You can’t learn to comfort a crying child from a college textbook. Ilumi Sanchez
The new regulations were put in place with good intentions; everyone agrees that we should aspire to have high-quality day care providers. But D.C. regulations already require day care providers like Sanchez to have a Child Development Associate credential and to amass hours of professional development and training. The new regulations have simply moved the goalposts in pursuit of unproven, theoretical benefits that do not take into account the economic tradeoffs of ratcheting up required credentials.
The change was inspired by a 2015 National Academies Press report that recommended a minimum of a bachelor’s degree for all lead educators at child care centers that cater to children 8 years old and under. But that same report found no conclusive evidence that a college degree would benefit children’s development.
Moreover, the report explicitly stated that its recommendation was made without taking into account the devastating impact a college requirement would have on the child care workforce ― and on the cost of child care. All things being equal, the report said, maybe college degrees would lead to better outcomes for kids.
But all things are not equal, and “maybe” is not good enough.
Day care providers in D.C. and across the nation earn wages comparable to those of a fast-food worker. Half of America’s child care workers need food stamps, welfare payments or Medicaid. Some providers go into personal debt to finance their day care centers. The vast majority of day care workers are women, and many in D.C. are immigrants who work in the city’s many popular Spanish-immersion day care centers.
How can these already busy, exhausted caregivers be expected to pay for college, not to mention for someone to care for their own children while they attend night school? Because of D.C.’s new regulations, women who live across the city from local colleges have been forced to wake up at 4:15 a.m. to study before a full day’s work; then, they must take public transportation to work and to classes that last until 9:15 p.m. Their only alternative is to take expensive online classes out of their own pocket.
When I asked a D.C. official why a Child Development Associate credential is not enough to qualify day care providers to do their job, they replied that an associate’s degree requires “more hours.” But the additional hours, absent any specific training, are not an inherent good. To hundreds of day care providers, there are not enough hours in the day to go to college, work full time and take care of their own families.

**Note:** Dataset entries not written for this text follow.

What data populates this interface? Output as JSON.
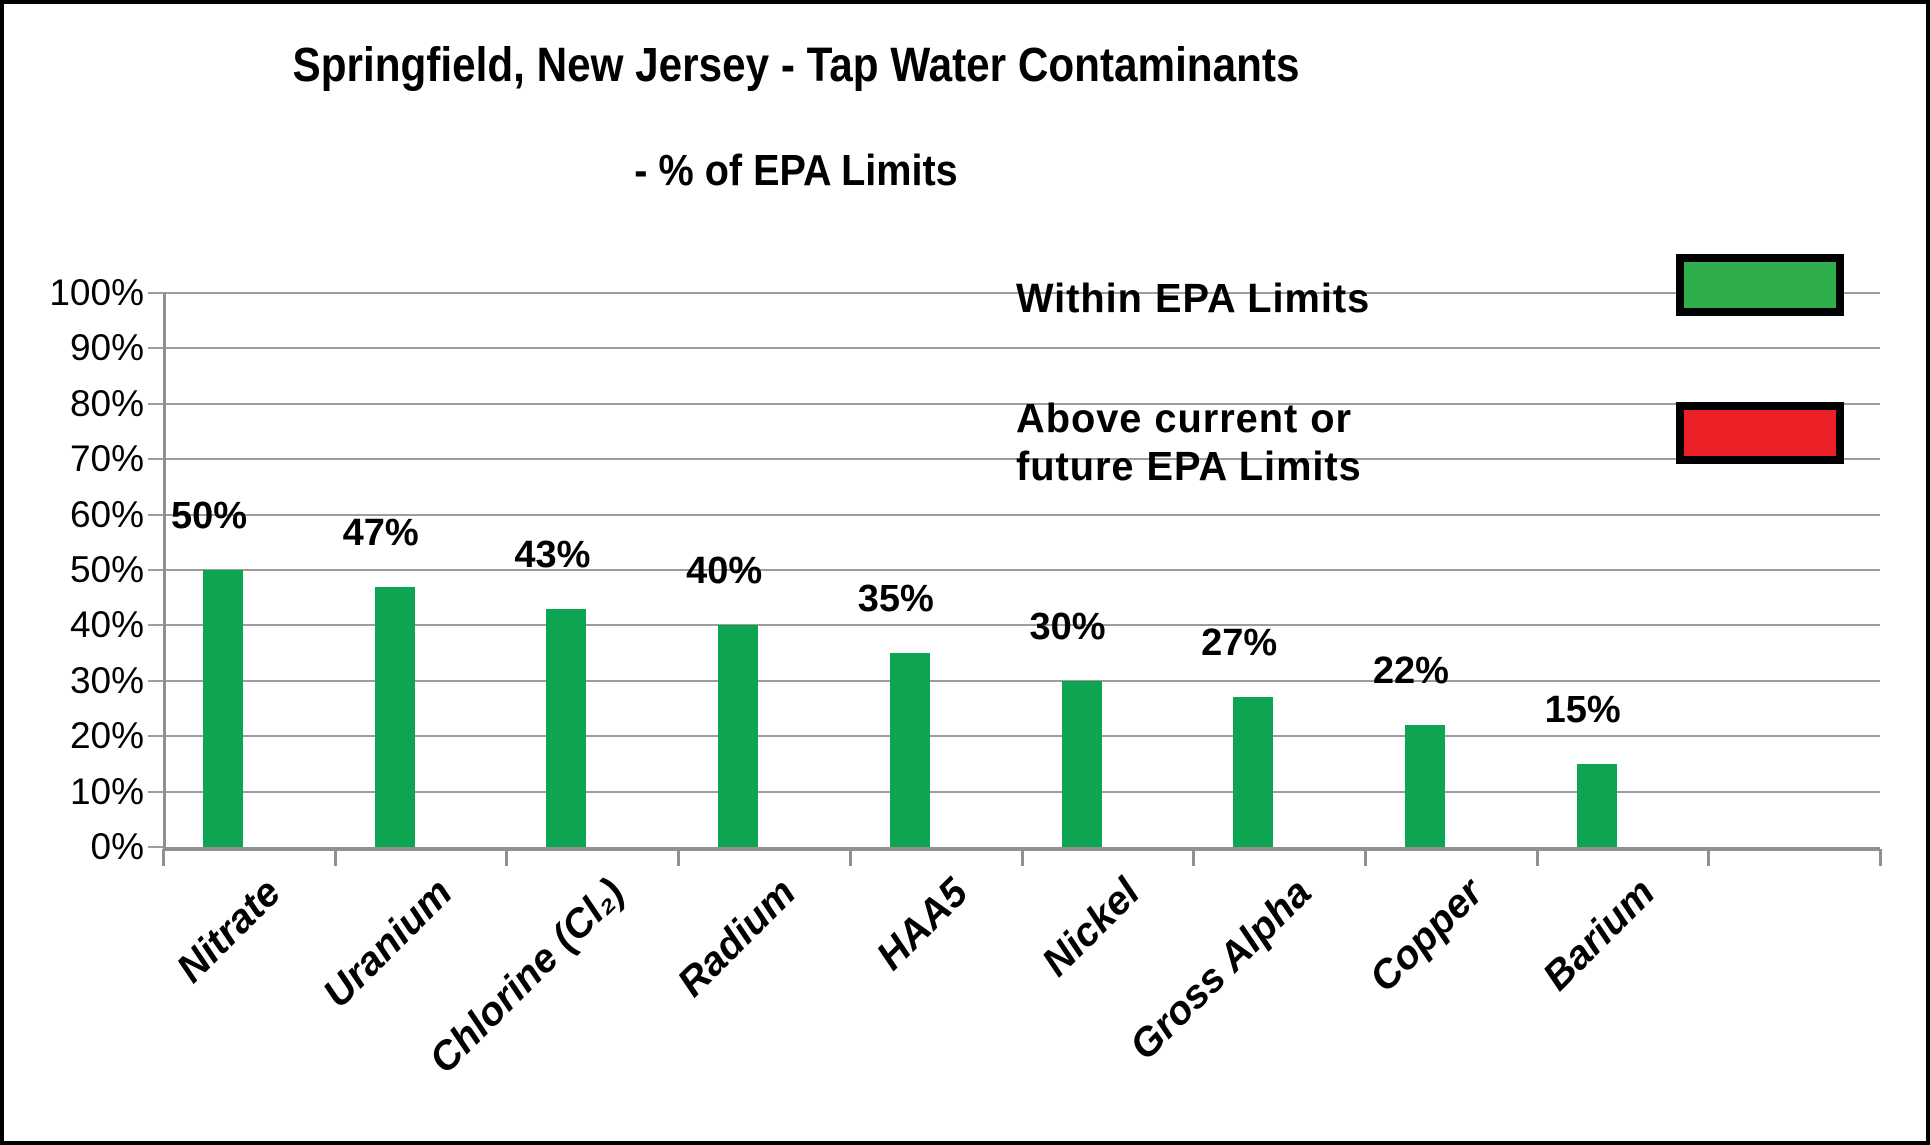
{
  "title": "Springfield, New Jersey - Tap Water Contaminants",
  "subtitle": "- % of EPA Limits",
  "legend": {
    "items": [
      {
        "label": "Within EPA Limits",
        "color": "#2fae4d"
      },
      {
        "label": "Above current or\nfuture EPA Limits",
        "color": "#ec2127"
      }
    ]
  },
  "chart_data": {
    "type": "bar",
    "title": "Springfield, New Jersey - Tap Water Contaminants - % of EPA Limits",
    "categories": [
      "Nitrate",
      "Uranium",
      "Chlorine (Cl₂)",
      "Radium",
      "HAA5",
      "Nickel",
      "Gross Alpha",
      "Copper",
      "Barium"
    ],
    "values": [
      50,
      47,
      43,
      40,
      35,
      30,
      27,
      22,
      15
    ],
    "data_labels": [
      "50%",
      "47%",
      "43%",
      "40%",
      "35%",
      "30%",
      "27%",
      "22%",
      "15%"
    ],
    "bar_color": "#0ea552",
    "xlabel": "",
    "ylabel": "",
    "ylim": [
      0,
      100
    ],
    "y_ticks": [
      "0%",
      "10%",
      "20%",
      "30%",
      "40%",
      "50%",
      "60%",
      "70%",
      "80%",
      "90%",
      "100%"
    ],
    "grid": true,
    "gridline_color": "#9d9d9d",
    "legend_position": "top-right",
    "extra_right_slots": 1
  }
}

To hundreds of day care providers, there are not enough hours in the day to go to college, work full time and take care of their own families.
Vermont and Pennsylvania already have similar credential requirements, and other cities and states may soon follow D.C.’s lead. Indeed, D.C.’s ill-conceived experiment is part of a troubling national trend of education credential inflation. By 2020, 65 percent of jobs in the United States will require a college degree, even though higher education is simply not necessary for many jobs. The generalist requirements of most degrees do little to train future employees. This is certainly the case in child care, where the most effective training comes on the job and experience is the best teacher. “I don’t have a degree,” Sanchez said, “but that doesn’t mean I don’t know what I’m doing. Unfortunately, the city seems to think that experience is worth nothing.”
Imposing real burdens in pursuit of imaginary benefits is not just bad policy—it is unconstitutional. The government cannot impose burdens on Americans’ right to earn an honest living without good reason. “Anyone who has worked with kids knows how rewarding it is to see them grow up,” said Sanchez. “That’s why I love my job. But now, with the threat of being shut down looming over me, it is hard to keep a smile on my face.”
Renée Flaherty is an attorney with the Institute for Justice.